Let $n,a_1,a_2,\ldots,a_n$ be integers such that $a_1a_2a_3\cdots a_n =n$ and $a_1+a_2+a_3+\cdots+a_n=0$. Prove that 4 divides n

I need help with this problem: Let $n,a_1,a_2,\ldots,a_n$ be integers such that $a_1a_2a_3\cdots a_n =n$ and $a_1+a_2+a_3+\cdots+a_n=0$. Prove that 4 divides n

I know that $a_i$ divides $n$ for any $i=1,2,3,\ldots,n$ and that $n>0$. So, there must be pair number of negative integers, but I don't know how to start the proof. I'm new at number theory. Need help please

If $n$ is odd, then each of the $a_i$ are odd. Then $a_1+a_2+\cdots+a_n$ is the sum of an odd number of odd numbers, which cannot equal zero (since zero is even)!

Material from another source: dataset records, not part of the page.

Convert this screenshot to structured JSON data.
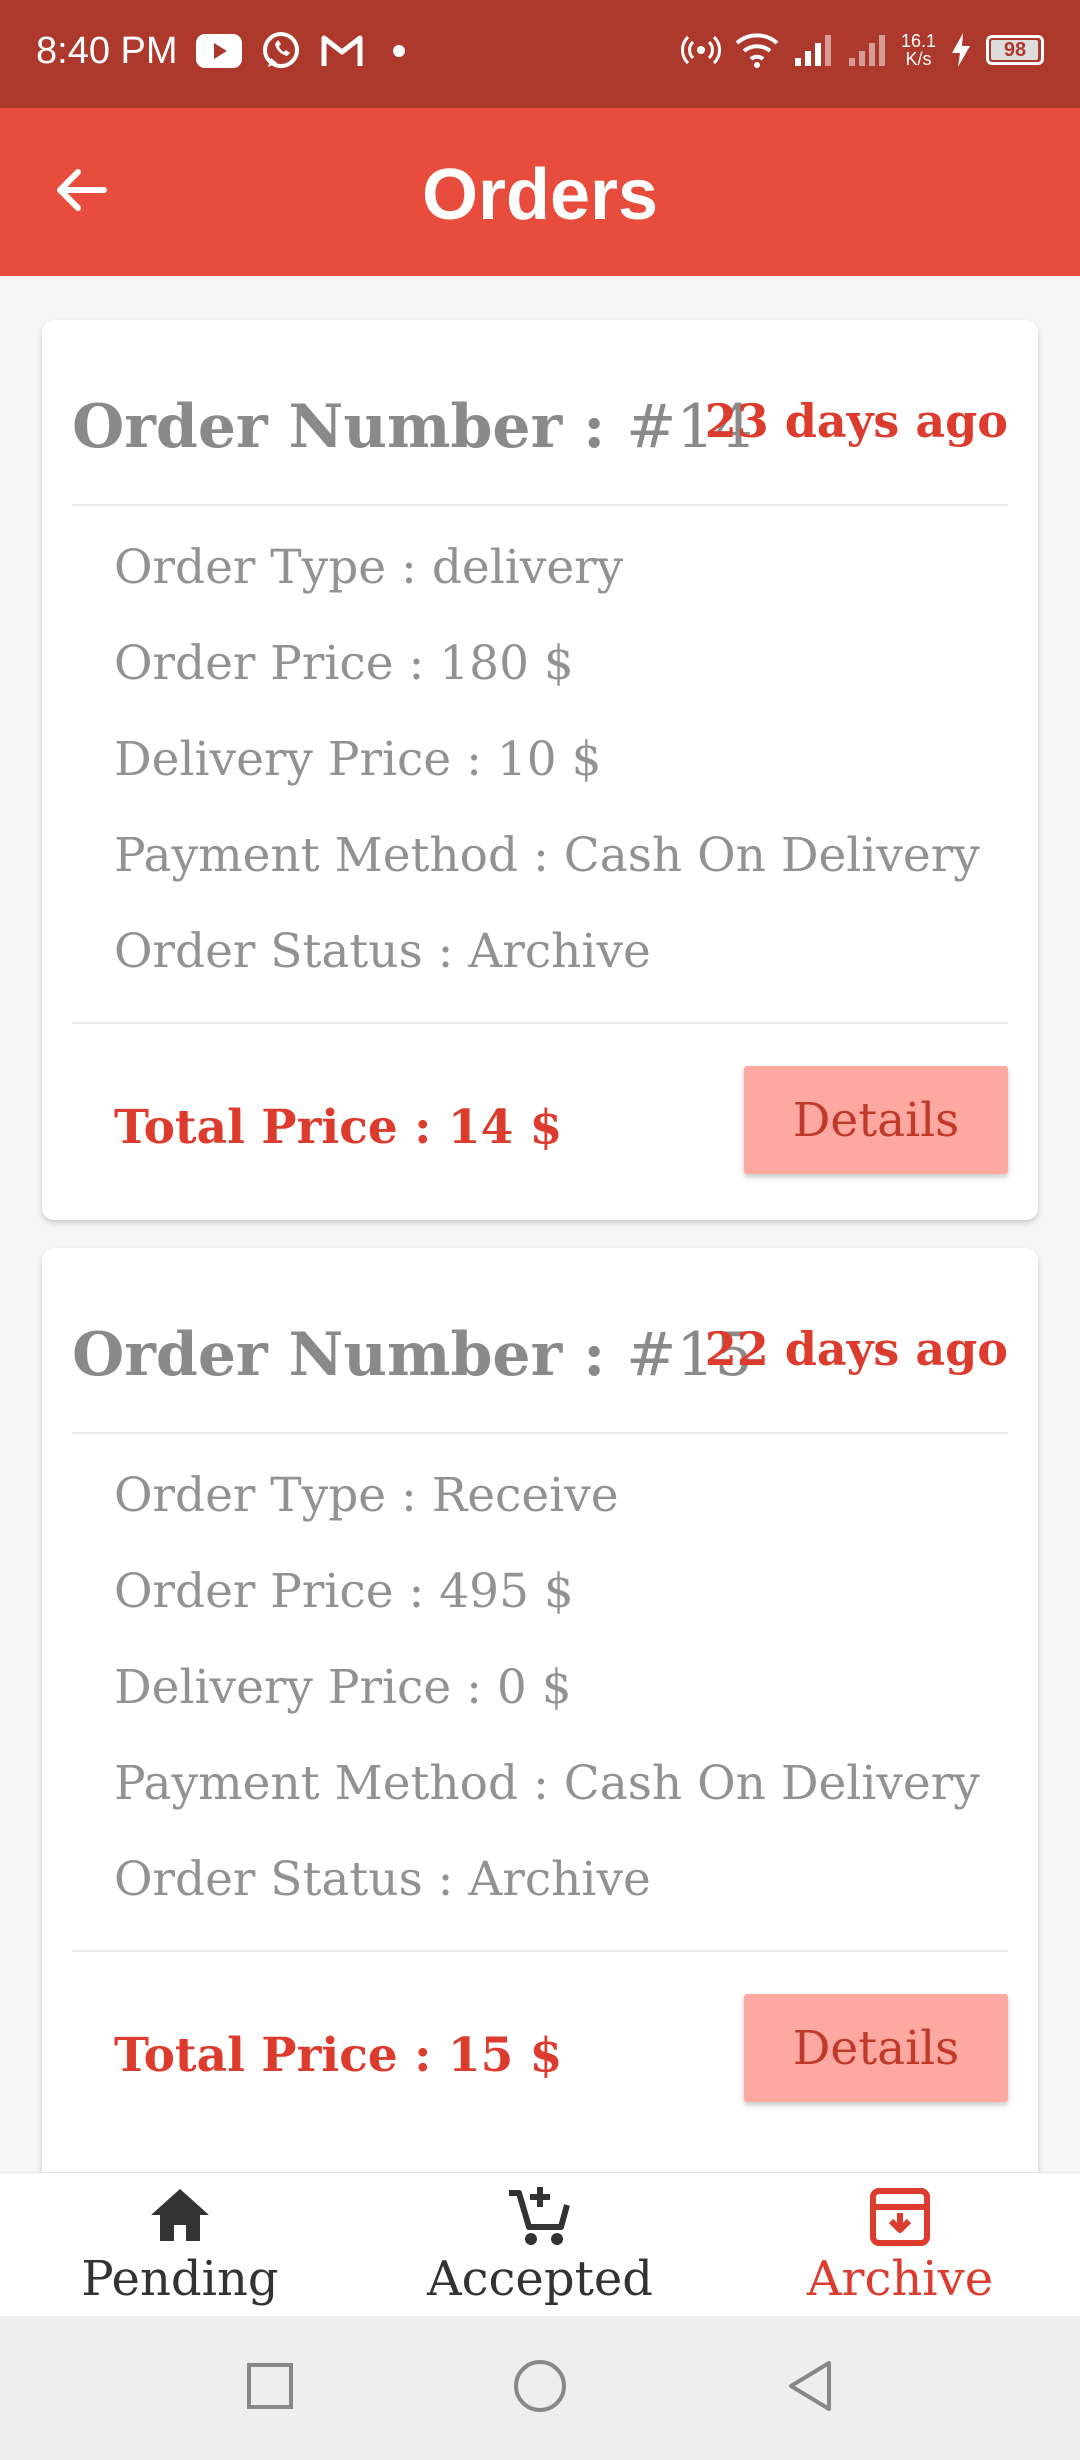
{
  "status_bar": {
    "time": "8:40 PM",
    "net_speed_value": "16.1",
    "net_speed_unit": "K/s",
    "battery": "98",
    "battery_level": 0.98,
    "icons": [
      "youtube-icon",
      "whatsapp-icon",
      "gmail-icon",
      "dot-icon",
      "hotspot-icon",
      "wifi-icon",
      "signal-icon",
      "signal-icon-2",
      "charging-icon",
      "battery-icon"
    ]
  },
  "app_bar": {
    "title": "Orders",
    "back_icon": "arrow-left-icon"
  },
  "orders": [
    {
      "number_label": "Order Number :",
      "number": "#14",
      "time_ago": "23 days ago",
      "order_type": "Order Type : delivery",
      "order_price": "Order Price : 180 $",
      "delivery_price": "Delivery Price : 10 $",
      "payment_method": "Payment Method : Cash On Delivery",
      "status": "Order Status : Archive",
      "total": "Total Price : 14 $",
      "details_label": "Details"
    },
    {
      "number_label": "Order Number :",
      "number": "#15",
      "time_ago": "22 days ago",
      "order_type": "Order Type : Receive",
      "order_price": "Order Price : 495 $",
      "delivery_price": "Delivery Price : 0 $",
      "payment_method": "Payment Method : Cash On Delivery",
      "status": "Order Status : Archive",
      "total": "Total Price : 15 $",
      "details_label": "Details"
    }
  ],
  "bottom_nav": {
    "items": [
      {
        "label": "Pending",
        "icon": "home-icon",
        "active": false
      },
      {
        "label": "Accepted",
        "icon": "cart-add-icon",
        "active": false
      },
      {
        "label": "Archive",
        "icon": "archive-icon",
        "active": true
      }
    ]
  },
  "colors": {
    "status_bar": "#ad382c",
    "app_bar": "#e74c3c",
    "accent_text": "#dc3c2e",
    "details_button": "#fda8a0",
    "muted_text": "#929292"
  }
}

So $n$ can't be odd.
Now if $n$ is a multiple of $2$ but not $4$, exactly one of the $a_i$ must be even and all the others must be odd. (If there were two or more even factors then $a_1a_2\cdots a_n$ would be a multiple of 4.) That means $a_1+a_2+\cdots+a_n$ is the sum of one even number and $n-1$ odd numbers, but since $n-1$ itself is odd, the total sum must be odd and thus cannot be zero again!
This leaves only the possibility that $n$ is a multiple of 4, and we are done.